David Cameron today told Europe to "get really serious" about jobs and growth and restore the EU's economic fortunes.
Arriving this afternoon at a summit in Brussels, the Prime Minister said he expected a lot of support from fellow EU leaders to improve trade, cut red tape for small business and get people back to work.
The summit, due to last just three hours, is attempting to revive market confidence by looking at the long-term economic picture.
Leaders are set to agree a statement declaring: "We have to actively enhance growth and competitiveness, so as to create jobs, preserve our social models, and ensure the well-being of our people".
But the short-term worries about Greek debt and possible default returned to stalk the talks before they had even begun.
German Chancellor Angela Merkel is demanding much tougher controls on the Greek economy - including independent control over the nation's tax and spend austerity measures.
The idea has infuriated the Greek government but the Chancellor says she needs to show the German public that more German money for a second Greek bail-out is going to a country getting to grips with its massive debts.
The summit is expected to set out the terms of a new "fiscal compact" to tighten controls on all eurozone economies, and summit chairman Herman Van Rompuy is determined to send out a tough message that the immediate repair work to the ailing eurozone economies will be backed up by reinforced measures to boost jobs and restore growth.
Mr Cameron made clear that was his aim too as he strode into the summit building.
He said: "We need to get really serious about the growth agenda in Europe. We need to complete the single market, agree trade deals and make serious efforts to de-regulate small businesses. That's the agenda I shall be pushing and I hope to find a lot of support."
But support for any UK pressure may be lukewarm following Mr Cameron's refusal at an EU summit last month to back treaty change to boost eurozone discipline.
Today's talks on the terms of a new "fiscal pact" to tighten eurozone controls do not directly involve the UK because of the December veto of plans for a 27-nation treaty change.
But Mr Cameron is concerned that future meetings only involving the leaders of the eurozone states on eurozone business, could stray into single market areas which could affect the UK, particularly its role as a financial centre.
The Government has warned it would block the eurozone countries from using institutions paid for by EU nations to carry through any decisions reached at such meetings.
But Mr Cameron is unlikely to wield that threat today, when a final deal on the "fiscal compact" will not be signed until another summit in March.
This has raised fears that he is backing down, prompting Work and Pensions Secretary Iain Duncan Smith to insist at the weekend that he trusted Mr Cameron to stick to the ban on the others using institutions such as the Commission and European Court of Justice, "because we had no guarantees that what they are proposing would not damage the single market, or for that matter, would actually cause problems for the financial sector".
Today UK Independence Party MEP Paul Nuttall said: "If as expected Cameron does a U-turn today and allows the intergovernmental treaty to use EU institutions it shall be his Neville Chamberlain moment when he capitulates in the face of EU demands.

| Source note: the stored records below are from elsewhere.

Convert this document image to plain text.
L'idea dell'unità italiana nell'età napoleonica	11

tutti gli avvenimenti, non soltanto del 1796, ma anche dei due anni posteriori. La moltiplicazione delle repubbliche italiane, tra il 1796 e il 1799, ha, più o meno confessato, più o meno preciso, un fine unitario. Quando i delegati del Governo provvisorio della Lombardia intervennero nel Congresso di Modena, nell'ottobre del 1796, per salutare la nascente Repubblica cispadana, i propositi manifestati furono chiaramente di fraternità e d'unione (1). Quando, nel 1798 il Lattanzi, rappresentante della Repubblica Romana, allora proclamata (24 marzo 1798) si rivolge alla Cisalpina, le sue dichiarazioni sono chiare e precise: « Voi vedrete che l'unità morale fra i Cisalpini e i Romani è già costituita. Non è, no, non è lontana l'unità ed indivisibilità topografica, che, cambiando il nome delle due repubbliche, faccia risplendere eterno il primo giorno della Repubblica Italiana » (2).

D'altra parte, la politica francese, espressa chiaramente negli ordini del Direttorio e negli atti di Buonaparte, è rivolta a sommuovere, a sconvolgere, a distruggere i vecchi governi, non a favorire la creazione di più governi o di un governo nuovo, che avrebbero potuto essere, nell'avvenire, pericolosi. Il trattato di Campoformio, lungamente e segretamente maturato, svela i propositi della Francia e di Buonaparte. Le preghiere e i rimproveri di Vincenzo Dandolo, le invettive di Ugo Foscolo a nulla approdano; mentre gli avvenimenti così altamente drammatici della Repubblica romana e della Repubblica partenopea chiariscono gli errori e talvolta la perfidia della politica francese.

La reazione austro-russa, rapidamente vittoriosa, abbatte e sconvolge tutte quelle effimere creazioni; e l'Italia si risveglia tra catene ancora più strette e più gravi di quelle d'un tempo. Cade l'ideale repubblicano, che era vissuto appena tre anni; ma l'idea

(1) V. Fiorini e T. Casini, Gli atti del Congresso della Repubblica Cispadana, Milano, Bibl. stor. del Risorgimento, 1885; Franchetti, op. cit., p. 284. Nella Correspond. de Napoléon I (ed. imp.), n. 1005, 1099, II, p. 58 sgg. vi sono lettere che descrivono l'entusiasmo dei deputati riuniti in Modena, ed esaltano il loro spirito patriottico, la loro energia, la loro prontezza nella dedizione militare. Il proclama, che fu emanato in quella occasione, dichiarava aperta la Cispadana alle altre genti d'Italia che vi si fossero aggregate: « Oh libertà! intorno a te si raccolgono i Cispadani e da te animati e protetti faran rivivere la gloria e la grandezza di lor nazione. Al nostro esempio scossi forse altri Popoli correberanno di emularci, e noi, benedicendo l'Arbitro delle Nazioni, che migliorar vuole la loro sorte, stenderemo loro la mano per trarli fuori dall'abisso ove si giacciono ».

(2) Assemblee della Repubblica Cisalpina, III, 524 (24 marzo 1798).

"Just when a strong stand is required he shows weakness. If you give the EU an inch they will take a mile. It weakens his position for years to come, both at the EU negotiating table and at Westminster.
"It was Cameron and (Chancellor George) Osborne who called for fiscal union of the Eurozone. Why is David Cameron encouraging the economic and democratic strangulation of Europe?"

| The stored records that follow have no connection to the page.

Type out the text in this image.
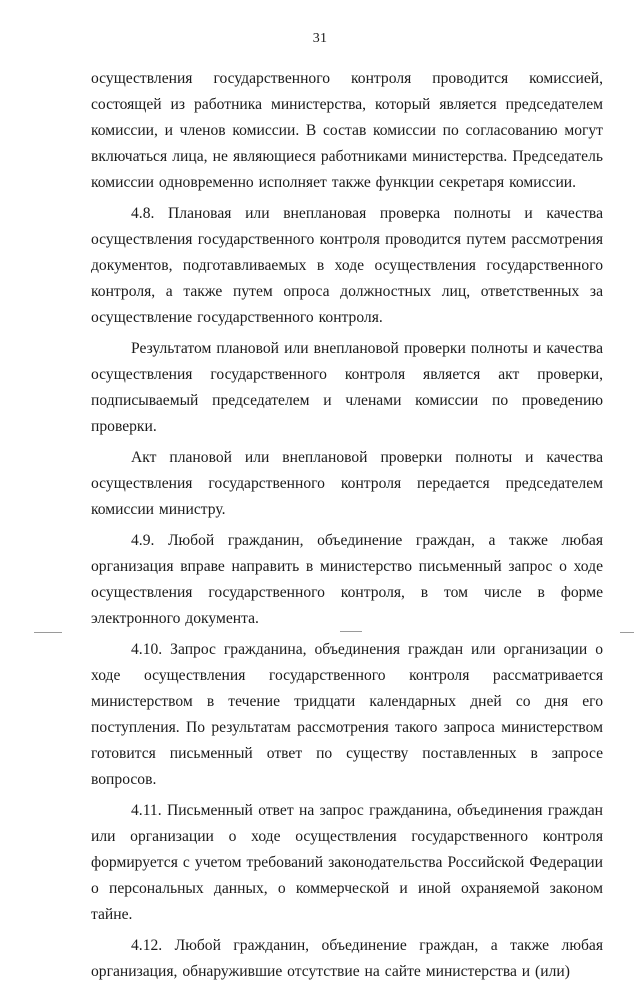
31

осуществления государственного контроля проводится комиссией, состоящей из работника министерства, который является председателем комиссии, и членов комиссии. В состав комиссии по согласованию могут включаться лица, не являющиеся работниками министерства. Председатель комиссии одновременно исполняет также функции секретаря комиссии.

4.8. Плановая или внеплановая проверка полноты и качества осуществления государственного контроля проводится путем рассмотрения документов, подготавливаемых в ходе осуществления государственного контроля, а также путем опроса должностных лиц, ответственных за осуществление государственного контроля.

Результатом плановой или внеплановой проверки полноты и качества осуществления государственного контроля является акт проверки, подписываемый председателем и членами комиссии по проведению проверки.

Акт плановой или внеплановой проверки полноты и качества осуществления государственного контроля передается председателем комиссии министру.

4.9. Любой гражданин, объединение граждан, а также любая организация вправе направить в министерство письменный запрос о ходе осуществления государственного контроля, в том числе в форме электронного документа.

4.10. Запрос гражданина, объединения граждан или организации о ходе осуществления государственного контроля рассматривается министерством в течение тридцати календарных дней со дня его поступления. По результатам рассмотрения такого запроса министерством готовится письменный ответ по существу поставленных в запросе вопросов.

4.11. Письменный ответ на запрос гражданина, объединения граждан или организации о ходе осуществления государственного контроля формируется с учетом требований законодательства Российской Федерации о персональных данных, о коммерческой и иной охраняемой законом тайне.

4.12. Любой гражданин, объединение граждан, а также любая организация, обнаружившие отсутствие на сайте министерства и (или)
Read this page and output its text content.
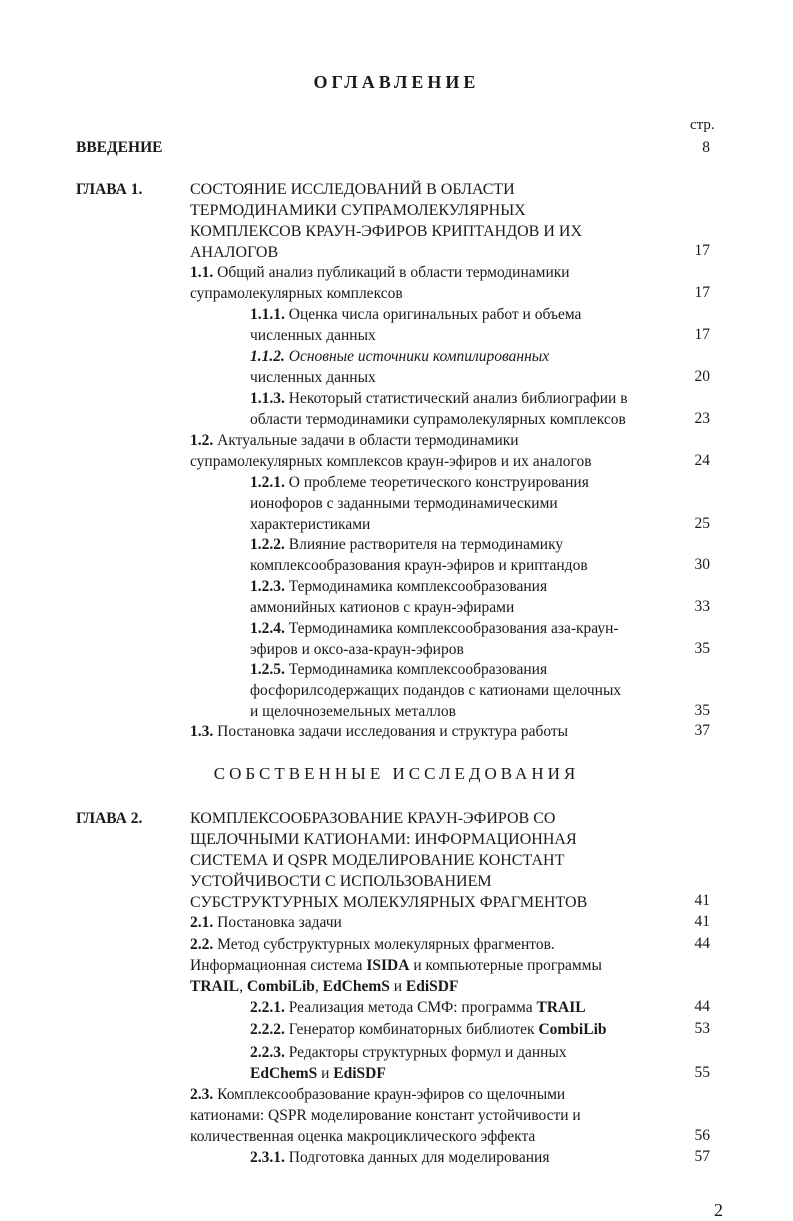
ОГЛАВЛЕНИЕ
стр.
ВВЕДЕНИЕ	8
ГЛАВА 1.	СОСТОЯНИЕ ИССЛЕДОВАНИЙ В ОБЛАСТИ
ТЕРМОДИНАМИКИ СУПРАМОЛЕКУЛЯРНЫХ
КОМПЛЕКСОВ КРАУН-ЭФИРОВ КРИПТАНДОВ И ИХ
АНАЛОГОВ	17
1.1. Общий анализ публикаций в области термодинамики
супрамолекулярных комплексов	17
1.1.1. Оценка числа оригинальных работ и объема
численных данных	17
1.1.2. Основные источники компилированных
численных данных	20
1.1.3. Некоторый статистический анализ библиографии в
области термодинамики супрамолекулярных комплексов	23
1.2. Актуальные задачи в области термодинамики
супрамолекулярных комплексов краун-эфиров и их аналогов	24
1.2.1. О проблеме теоретического конструирования
ионофоров с заданными термодинамическими
характеристиками	25
1.2.2. Влияние растворителя на термодинамику
комплексообразования краун-эфиров и криптандов	30
1.2.3. Термодинамика комплексообразования
аммонийных катионов с краун-эфирами	33
1.2.4. Термодинамика комплексообразования аза-краун-
эфиров и оксо-аза-краун-эфиров	35
1.2.5. Термодинамика комплексообразования
фосфорилсодержащих подандов с катионами щелочных
и щелочноземельных металлов	35
1.3. Постановка задачи исследования и структура работы	37
СОБСТВЕННЫЕ ИССЛЕДОВАНИЯ
ГЛАВА 2.	КОМПЛЕКСООБРАЗОВАНИЕ КРАУН-ЭФИРОВ СО
ЩЕЛОЧНЫМИ КАТИОНАМИ: ИНФОРМАЦИОННАЯ
СИСТЕМА И QSPR МОДЕЛИРОВАНИЕ КОНСТАНТ
УСТОЙЧИВОСТИ С ИСПОЛЬЗОВАНИЕМ
СУБСТРУКТУРНЫХ МОЛЕКУЛЯРНЫХ ФРАГМЕНТОВ	41
2.1. Постановка задачи	41
2.2. Метод субструктурных молекулярных фрагментов.
Информационная система ISIDA и компьютерные программы
TRAIL, CombiLib, EdChemS и EdiSDF
44
2.2.1. Реализация метода СМФ: программа TRAIL	44
2.2.2. Генератор комбинаторных библиотек CombiLib	53
2.2.3. Редакторы структурных формул и данных
EdChemS и EdiSDF	55
2.3. Комплексообразование краун-эфиров со щелочными
катионами: QSPR моделирование констант устойчивости и
количественная оценка макроциклического эффекта	56
2.3.1. Подготовка данных для моделирования	57
2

The summit took place against the backdrop of a public sector strike in Belgium - reflecting growing public disquiet across Europe at tough austerity measures which have hit incomes and employment.
All EU leaders managed to beat the stoppage - some flying in military aircraft to a military airfield outside Brussels.
And all were aware that such unrest will continue until they deliver lasting results on the economic crisis and the prospects for recovery.
Liberal Democrat leader in the European Parliament and former Belgian Prime Minister Guy Verhofstadt also insisted on "concrete progress" at the summit.
"EU leaders should act instead of producing more paper. The longer they delay taking the real decisions that are necessary, and not just tweaking the provisions of the Treaty, the more costly it will be to rescue the eurozone countries in difficulty."
He said that in the last 18 months EU member states had jointly committed one trillion euros of taxpayers' money to the crisis "and achieved nothing".
"As things stand, countries like Greece or Italy cannot sustain their debt repayments nor consider investing in future economic growth. EU inaction is condemning them to a negative spiral of debt and default," he said.
He said the new fiscal compact boosted fiscal discipline, but failed to tackle the needs for "solidarity and investment that will create jobs and growth".